Fernando Gracia. Isabel Coixet está últimamente en el ojo del huracán. La deriva independentista sobre la que ha opinado públicamente en contra, como mujer viajada que es –“para aprender, viajar”, como se decía antaño-, la ha hecho quedar enfrente de una turbamulta que seguramente le boicoteará su último trabajo, este que ahora podemos ver en nuestras pantallas, “La librería”.
Reincide la directora en uno de sus temas recurrentes: la presentación de una mujer decidida, fuerte aunque no lo parezca físicamente, con coraje ante la vida. Como lo era su anterior protagonista, la Juliette Binoche de “Nadie quiere la noche”, o la magnífica Sarah Polley de “Mi vida sin mí”, por poner algún ejemplo.
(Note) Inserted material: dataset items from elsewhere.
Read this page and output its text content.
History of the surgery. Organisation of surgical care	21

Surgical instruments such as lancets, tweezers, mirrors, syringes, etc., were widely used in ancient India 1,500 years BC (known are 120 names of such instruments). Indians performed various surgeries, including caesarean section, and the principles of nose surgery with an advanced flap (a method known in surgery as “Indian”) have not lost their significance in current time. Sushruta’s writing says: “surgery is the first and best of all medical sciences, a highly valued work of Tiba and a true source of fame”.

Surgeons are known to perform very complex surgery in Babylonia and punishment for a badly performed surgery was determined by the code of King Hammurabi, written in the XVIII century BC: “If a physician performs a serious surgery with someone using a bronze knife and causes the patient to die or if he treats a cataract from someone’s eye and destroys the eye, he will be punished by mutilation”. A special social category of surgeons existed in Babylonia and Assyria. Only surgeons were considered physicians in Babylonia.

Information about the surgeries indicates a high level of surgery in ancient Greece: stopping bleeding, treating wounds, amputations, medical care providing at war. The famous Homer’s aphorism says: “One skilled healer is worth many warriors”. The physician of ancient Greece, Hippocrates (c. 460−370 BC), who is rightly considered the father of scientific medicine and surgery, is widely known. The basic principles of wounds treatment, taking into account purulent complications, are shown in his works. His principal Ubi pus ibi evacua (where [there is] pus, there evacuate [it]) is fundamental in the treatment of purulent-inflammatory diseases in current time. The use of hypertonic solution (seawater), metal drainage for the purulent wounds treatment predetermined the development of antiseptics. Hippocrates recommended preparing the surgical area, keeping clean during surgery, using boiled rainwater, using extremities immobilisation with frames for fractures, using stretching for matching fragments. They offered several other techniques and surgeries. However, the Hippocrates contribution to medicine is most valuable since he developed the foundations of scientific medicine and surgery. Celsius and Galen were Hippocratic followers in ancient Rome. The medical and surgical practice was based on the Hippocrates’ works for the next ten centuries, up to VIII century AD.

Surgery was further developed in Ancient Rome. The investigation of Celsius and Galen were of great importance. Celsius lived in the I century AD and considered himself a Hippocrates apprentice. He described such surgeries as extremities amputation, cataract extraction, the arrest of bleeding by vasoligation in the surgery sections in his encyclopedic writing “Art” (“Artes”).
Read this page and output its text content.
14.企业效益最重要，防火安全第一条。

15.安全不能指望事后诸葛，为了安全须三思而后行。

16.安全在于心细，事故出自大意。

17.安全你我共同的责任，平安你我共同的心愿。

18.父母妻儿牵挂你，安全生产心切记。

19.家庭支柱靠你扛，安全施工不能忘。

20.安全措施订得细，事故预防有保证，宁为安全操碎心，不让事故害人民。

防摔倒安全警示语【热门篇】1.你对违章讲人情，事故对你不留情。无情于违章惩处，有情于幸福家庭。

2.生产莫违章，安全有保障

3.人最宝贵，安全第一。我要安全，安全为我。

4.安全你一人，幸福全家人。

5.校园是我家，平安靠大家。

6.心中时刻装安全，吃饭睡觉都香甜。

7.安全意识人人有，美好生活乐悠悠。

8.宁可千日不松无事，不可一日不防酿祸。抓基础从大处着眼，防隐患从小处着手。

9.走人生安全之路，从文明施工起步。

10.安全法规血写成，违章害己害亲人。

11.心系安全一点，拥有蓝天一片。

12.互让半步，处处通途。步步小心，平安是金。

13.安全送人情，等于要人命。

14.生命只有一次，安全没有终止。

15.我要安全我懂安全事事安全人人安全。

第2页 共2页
La protagonista de este nuevo filme es una viuda de poco más de cuarenta años, que perdió a su marido en la guerra, y que a finales de los años cincuenta decide montar una librería en un pueblo de lo que podríamos llamar la Inglaterra profunda. Un pueblo donde ella es apreciada mientras se limita a ser “viuda de” pero que no la verá igual cuando decide dar ese paso.
Con un desarrollo parsimonioso, que no es lo mismo que lento, el leve argumento va abriendo poco a poco su abanico hasta acabar atrapándonos, a pesar de que apenas ocurren cosas impactantes y que por momentos tal parece que estamos asistiendo a una historia victoriana, no en balde los nombres de las hermanas Bronte o de Jane Austen se dejan caer por ahí como por casualidad.
Una voz en off, que el hermoso final de la película nos aclarará su procedencia, acompaña la narración dotándola de un aire literario que, al menos a quien suscribe, no estorba sino que le añade un plus de trascendencia, bien engarzado a la historia por la directora –y también guionista adaptadora, algo fundamental-, que como viene siendo habitual en su filmografía retrata el ambiente con una precisión y una belleza realmente majestuosa.
Porque la Coixet siempre ha filmado de forma hermosa. A veces, incluso, demasiado, olvidándose un tanto de la trama, como ocurría en varias de sus controvertidas películas. En este caso opino que no ha sido así, y belleza ambiental, diálogos inteligentes, clara intención satírica y amor por la cultura forman un todo que acaba dejando en el espectador un excelente postgusto, como cuando uno paladea un buen vino.
Acierta la directora en la elección de sus intérpretes, todos británicos (o lo parecen, porque la Clarkson nació en los USA) como corresponde a la trama. Porque todos ellos, en su forma de moverse, de mirar y de hablar son evidentemente british, cual té a las cinco. Y sabido es que nadie hacer mejor de británico que los hijos de la otrora pérfida Albión.
Ellos son Emily Mortimer, Bill Nighy –que en poco tiempo ha pasado de ser eterno secundario a excelente protagonista- y Patricia Clarkson, que ya trabajó a las órdenes de la Coixet en “Elegy” y “Aprendiendo a conducir”.
La película se cierra con una hermosa secuencia y una bella frase, que no diré aquí, y que cualquiera puede suscribir. Una frase que rezuma amor a la cultura y que dice mucho en favor de quien la escribió en su momento, la escritora Penelope Fitzgerald, y la directora catalana, española y universal que es Isabel Coixet, una señora de interesante y por qué no desigual carrera, pero a la que le cuadra perfectamente el adjetivo de artista.
Aviso final: los que gusten de películas rapiditas, con ruido y furia y que no hagan pensar, no disfrutarán de esta propuesta. Los que solo busquen obras maestras, tampoco. Que, a pesar de ciertos comentarios ditirámbicos que he leído por ahí, esta no lo es ni lo pretende. Simplemente es una buena película dirigida a nuestra sensibilidad. Quién pide más.